Aurélia Mengin : « Le cinéma est un espace de jeu où tout est possible »

La réalisatrice réunionnaise Aurélia Mengin vient de poser sa caméra en Touraine pour tourner son prochain film. À cette occasion, tmv s’est entretenu avec cette cinéaste passionnante et passionnée.

Aurélia Mengin : le cinéma lui colle à la peau.
Aurélia Mengin : le cinéma lui colle à la peau. (Photo Vincent Mengin)

Pour votre nouveau film, vous avez décidé de tourner pour la première fois en Touraine. Pourquoi ?
C’est vrai que d’habitude, je tourne sur Paris ou à la Réunion. Ça a été compliqué, car j’ai écrit cinq versions de ce long-métrage. Il était d’abord prévu à Munich, avec un casting à 100 % allemand. Je voulais emmener toute mon équipe, mais c’était trop cher. Il y a 3 mois, je me suis dit que ça n’allait pas être possible. Nicolas Luquet qui travaille avec moi depuis 2010 (un Tourangeau interviewé sur tmvtours. fr en février 2016 – NDLR) m’a dit que la Touraine était canon ! Ses grands-parents sont d’anciens vignerons et possèdent un hangar, une petite maison, etc. Il fallait tout vider, mais je me suis dit que c’était top : c’était tout ce que je voulais, car je construis tous mes décors. Sa famille, hyper généreuse, nous a prêté les lieux. On a pu recréer un loft industriel, un bar étrange, une chapelle mystique…

Il y a quelques mois, une annonce avait été diffusée dans tmv pour compléter l’équipe. Vous avez pu trouver ?

Emmanuel Bonami sera de la partie pour le prochain film d'Aurélia Mengin (Photo unifrance)
Emmanuel Bonami sera de la partie pour le prochain film d’Aurélia Mengin (Photo unifrance)

Oh oui ! J’ai rencontré la Tourangelle Sandrine Legrand, une des deux maquilleuses qui a déjà travaillé avec le réalisateur Bertrand Mandico. J’ai aussi trouvé le couple gay qu’il me fallait à Tours, ainsi que mon premier assistant et des enfants du coin. Sans oublier la famille de Nicolas Luquet, M. Georget – « ma bonne fée » – qui m’a beaucoup aidée, la mairie de Chambray qui a accueilli le projet. Celle d’Athée-sur-Cher qui a permis de bloquer les routes durant le tournage. On filmera aussi dans la forêt d’Amboise pour le côté mystique.

L’an dernier, votre film Adam moins Eve était projeté au festival Mauvais Genre de Tours. On y trouvait un côté post-apocalyptique très prononcé. Votre nouveau long sera dans cette veine ?
Pas du tout. Je change constamment.
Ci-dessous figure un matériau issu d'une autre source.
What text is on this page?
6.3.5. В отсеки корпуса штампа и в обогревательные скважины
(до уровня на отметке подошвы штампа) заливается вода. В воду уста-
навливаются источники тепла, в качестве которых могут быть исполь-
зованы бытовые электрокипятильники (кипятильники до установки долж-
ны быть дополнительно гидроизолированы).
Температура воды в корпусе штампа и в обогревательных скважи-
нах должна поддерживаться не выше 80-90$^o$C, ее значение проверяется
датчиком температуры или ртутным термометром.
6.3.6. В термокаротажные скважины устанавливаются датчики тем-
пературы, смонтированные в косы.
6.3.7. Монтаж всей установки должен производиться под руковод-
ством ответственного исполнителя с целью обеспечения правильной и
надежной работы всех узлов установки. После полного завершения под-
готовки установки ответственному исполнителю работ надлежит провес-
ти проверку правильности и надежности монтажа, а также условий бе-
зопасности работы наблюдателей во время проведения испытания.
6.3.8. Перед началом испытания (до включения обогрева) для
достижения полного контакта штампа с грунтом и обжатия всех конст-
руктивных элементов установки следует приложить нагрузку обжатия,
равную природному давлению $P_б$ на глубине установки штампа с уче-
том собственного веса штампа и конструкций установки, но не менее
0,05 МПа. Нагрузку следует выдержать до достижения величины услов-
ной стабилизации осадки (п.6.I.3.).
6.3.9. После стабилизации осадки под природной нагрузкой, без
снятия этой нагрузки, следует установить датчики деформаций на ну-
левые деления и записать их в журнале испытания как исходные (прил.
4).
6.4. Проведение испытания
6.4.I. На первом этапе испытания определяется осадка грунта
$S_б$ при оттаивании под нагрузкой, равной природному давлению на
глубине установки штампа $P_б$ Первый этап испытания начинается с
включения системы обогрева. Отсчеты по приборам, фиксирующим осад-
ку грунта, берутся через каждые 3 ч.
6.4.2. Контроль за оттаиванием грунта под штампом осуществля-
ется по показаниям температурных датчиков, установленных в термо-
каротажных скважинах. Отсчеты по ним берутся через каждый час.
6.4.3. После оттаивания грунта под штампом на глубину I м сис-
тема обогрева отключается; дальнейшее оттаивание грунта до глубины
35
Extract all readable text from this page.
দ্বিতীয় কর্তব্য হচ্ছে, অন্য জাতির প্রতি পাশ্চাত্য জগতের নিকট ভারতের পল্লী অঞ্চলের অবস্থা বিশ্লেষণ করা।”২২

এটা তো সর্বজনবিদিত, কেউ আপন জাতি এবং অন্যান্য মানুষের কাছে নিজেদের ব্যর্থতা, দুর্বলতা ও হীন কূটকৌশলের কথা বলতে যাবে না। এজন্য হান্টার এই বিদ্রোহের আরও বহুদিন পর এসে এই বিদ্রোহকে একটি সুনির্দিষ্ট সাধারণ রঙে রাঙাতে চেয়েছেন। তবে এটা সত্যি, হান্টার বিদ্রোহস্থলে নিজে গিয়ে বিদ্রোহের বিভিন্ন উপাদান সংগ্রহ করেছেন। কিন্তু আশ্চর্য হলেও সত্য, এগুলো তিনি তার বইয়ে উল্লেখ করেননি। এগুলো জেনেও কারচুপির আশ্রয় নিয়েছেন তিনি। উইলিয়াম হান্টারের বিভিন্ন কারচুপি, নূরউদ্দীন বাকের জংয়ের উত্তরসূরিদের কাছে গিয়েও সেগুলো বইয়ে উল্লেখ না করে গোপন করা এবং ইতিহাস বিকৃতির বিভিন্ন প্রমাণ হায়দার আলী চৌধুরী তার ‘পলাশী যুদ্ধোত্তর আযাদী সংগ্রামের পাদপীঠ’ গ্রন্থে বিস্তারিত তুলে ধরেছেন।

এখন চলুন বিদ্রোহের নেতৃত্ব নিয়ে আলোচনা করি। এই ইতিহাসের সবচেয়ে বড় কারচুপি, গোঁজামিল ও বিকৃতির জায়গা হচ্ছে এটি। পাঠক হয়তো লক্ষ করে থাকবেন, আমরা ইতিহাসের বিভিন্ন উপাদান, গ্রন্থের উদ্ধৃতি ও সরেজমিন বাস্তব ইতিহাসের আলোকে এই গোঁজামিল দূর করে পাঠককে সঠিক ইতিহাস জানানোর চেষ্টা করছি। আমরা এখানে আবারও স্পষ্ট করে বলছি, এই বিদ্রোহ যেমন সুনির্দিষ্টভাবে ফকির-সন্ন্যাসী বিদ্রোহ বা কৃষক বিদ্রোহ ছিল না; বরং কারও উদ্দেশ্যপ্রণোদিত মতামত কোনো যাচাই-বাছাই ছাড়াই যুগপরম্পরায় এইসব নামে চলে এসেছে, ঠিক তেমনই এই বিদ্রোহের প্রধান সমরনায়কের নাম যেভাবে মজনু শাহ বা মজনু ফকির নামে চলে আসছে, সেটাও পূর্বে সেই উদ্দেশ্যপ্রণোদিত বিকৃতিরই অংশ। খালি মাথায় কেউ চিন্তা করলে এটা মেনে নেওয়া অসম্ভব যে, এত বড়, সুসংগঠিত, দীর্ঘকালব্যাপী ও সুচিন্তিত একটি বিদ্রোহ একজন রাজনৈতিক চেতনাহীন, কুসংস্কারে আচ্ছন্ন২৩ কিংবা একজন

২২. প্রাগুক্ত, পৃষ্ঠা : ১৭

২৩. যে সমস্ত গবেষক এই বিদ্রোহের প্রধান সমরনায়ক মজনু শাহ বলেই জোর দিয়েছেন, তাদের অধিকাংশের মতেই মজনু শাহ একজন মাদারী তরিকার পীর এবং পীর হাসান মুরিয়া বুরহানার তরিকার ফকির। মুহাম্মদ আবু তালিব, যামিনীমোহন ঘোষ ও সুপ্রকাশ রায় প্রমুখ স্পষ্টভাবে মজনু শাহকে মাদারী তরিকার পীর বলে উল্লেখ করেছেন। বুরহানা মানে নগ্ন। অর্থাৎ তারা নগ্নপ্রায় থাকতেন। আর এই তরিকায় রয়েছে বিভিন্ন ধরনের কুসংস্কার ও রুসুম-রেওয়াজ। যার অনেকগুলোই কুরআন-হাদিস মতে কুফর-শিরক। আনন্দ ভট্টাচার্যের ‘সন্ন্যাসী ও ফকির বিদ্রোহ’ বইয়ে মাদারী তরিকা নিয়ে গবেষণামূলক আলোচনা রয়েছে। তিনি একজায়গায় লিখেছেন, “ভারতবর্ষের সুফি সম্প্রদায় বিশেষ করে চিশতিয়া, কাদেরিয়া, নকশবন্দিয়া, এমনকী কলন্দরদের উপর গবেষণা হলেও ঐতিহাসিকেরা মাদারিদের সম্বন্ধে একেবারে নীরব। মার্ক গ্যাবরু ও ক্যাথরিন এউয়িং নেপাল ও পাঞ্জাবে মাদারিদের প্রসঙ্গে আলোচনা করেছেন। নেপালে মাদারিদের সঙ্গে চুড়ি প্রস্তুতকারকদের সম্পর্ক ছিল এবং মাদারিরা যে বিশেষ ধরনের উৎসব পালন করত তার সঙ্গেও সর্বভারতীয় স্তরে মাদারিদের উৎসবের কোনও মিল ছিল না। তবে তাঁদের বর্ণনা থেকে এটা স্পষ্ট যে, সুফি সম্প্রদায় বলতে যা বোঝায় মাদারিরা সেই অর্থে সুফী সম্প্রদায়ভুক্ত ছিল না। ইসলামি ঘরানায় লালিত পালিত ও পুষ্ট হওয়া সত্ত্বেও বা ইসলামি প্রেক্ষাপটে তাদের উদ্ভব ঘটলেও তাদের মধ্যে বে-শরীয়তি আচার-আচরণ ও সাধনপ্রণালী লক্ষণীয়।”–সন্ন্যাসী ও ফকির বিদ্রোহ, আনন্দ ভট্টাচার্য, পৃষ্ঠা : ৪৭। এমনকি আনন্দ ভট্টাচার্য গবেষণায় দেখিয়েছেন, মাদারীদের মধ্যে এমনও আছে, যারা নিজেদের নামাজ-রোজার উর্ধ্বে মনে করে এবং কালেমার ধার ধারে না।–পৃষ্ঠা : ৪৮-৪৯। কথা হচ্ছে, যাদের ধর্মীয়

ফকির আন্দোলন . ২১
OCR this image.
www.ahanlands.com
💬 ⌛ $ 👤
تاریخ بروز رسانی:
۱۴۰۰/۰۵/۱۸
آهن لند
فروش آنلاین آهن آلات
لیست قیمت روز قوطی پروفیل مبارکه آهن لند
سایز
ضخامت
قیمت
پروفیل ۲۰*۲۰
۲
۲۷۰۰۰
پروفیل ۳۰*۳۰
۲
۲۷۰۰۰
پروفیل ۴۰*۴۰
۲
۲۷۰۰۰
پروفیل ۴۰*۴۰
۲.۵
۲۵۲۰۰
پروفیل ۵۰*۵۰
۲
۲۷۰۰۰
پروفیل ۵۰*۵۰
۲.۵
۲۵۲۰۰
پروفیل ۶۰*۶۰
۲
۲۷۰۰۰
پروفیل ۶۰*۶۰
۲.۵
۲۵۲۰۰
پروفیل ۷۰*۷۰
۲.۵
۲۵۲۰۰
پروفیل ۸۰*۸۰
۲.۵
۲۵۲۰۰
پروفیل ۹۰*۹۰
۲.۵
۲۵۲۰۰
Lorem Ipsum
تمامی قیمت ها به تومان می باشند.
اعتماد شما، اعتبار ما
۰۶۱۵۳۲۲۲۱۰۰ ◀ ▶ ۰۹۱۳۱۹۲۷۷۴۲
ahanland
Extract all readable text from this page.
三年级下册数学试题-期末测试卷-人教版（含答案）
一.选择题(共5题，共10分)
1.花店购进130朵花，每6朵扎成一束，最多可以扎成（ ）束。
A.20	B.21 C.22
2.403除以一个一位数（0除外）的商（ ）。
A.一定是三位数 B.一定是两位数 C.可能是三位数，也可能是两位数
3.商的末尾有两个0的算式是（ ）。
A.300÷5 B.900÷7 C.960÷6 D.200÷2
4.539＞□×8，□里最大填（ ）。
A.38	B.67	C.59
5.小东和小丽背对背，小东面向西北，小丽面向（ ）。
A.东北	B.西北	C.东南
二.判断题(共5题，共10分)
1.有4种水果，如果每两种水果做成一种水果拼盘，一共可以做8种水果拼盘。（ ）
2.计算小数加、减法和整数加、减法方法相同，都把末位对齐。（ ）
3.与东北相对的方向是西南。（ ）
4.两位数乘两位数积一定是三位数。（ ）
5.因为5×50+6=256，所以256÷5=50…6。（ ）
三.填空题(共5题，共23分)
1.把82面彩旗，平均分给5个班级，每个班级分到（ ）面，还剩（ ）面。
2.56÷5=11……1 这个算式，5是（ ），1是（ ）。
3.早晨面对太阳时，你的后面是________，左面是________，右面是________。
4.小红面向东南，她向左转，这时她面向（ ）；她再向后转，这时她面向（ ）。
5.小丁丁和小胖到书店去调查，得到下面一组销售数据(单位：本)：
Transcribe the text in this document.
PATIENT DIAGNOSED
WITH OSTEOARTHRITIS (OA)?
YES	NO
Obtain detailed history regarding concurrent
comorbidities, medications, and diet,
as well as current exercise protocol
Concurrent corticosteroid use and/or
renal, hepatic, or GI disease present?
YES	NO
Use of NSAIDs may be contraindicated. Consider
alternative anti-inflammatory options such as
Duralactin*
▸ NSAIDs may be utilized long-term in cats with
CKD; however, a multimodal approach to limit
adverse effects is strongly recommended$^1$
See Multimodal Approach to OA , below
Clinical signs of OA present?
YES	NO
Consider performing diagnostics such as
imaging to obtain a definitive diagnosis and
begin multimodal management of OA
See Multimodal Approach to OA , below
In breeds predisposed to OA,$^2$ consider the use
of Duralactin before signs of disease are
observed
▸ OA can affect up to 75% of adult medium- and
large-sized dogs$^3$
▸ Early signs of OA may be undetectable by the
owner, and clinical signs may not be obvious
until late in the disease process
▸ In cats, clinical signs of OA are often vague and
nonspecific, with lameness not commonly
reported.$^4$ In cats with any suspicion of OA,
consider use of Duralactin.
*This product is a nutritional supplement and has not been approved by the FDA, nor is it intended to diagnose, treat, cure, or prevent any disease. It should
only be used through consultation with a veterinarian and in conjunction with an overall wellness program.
Il y a toujours ce surréalisme, ce côté étrange. Mais je suis forcément influencée par la région où je tourne. Et la Touraine n’est pas très post-apocalyptique ! (rires). Ce film racontera l’histoire d’amour particulière entre un fantôme et une vivante, à travers un road-movie et des personnages atypiques. Il s’appellera Fornacis qui, en latin, signifie « fournaise ». Un hommage à la Réunion (d’où est originaire Aurélia – NDLR). J’ai auto-produit mon film. Je veux garder le pep’s que j’ai en tant qu’artiste. Un jus sans compromis ! Je veux rester une femme libre. Être réalisateur, ce n’est pas être assisté, c’est un métier passionné, il faut la gnaque ! Je ne pleurniche pas quand on ne m’aide pas.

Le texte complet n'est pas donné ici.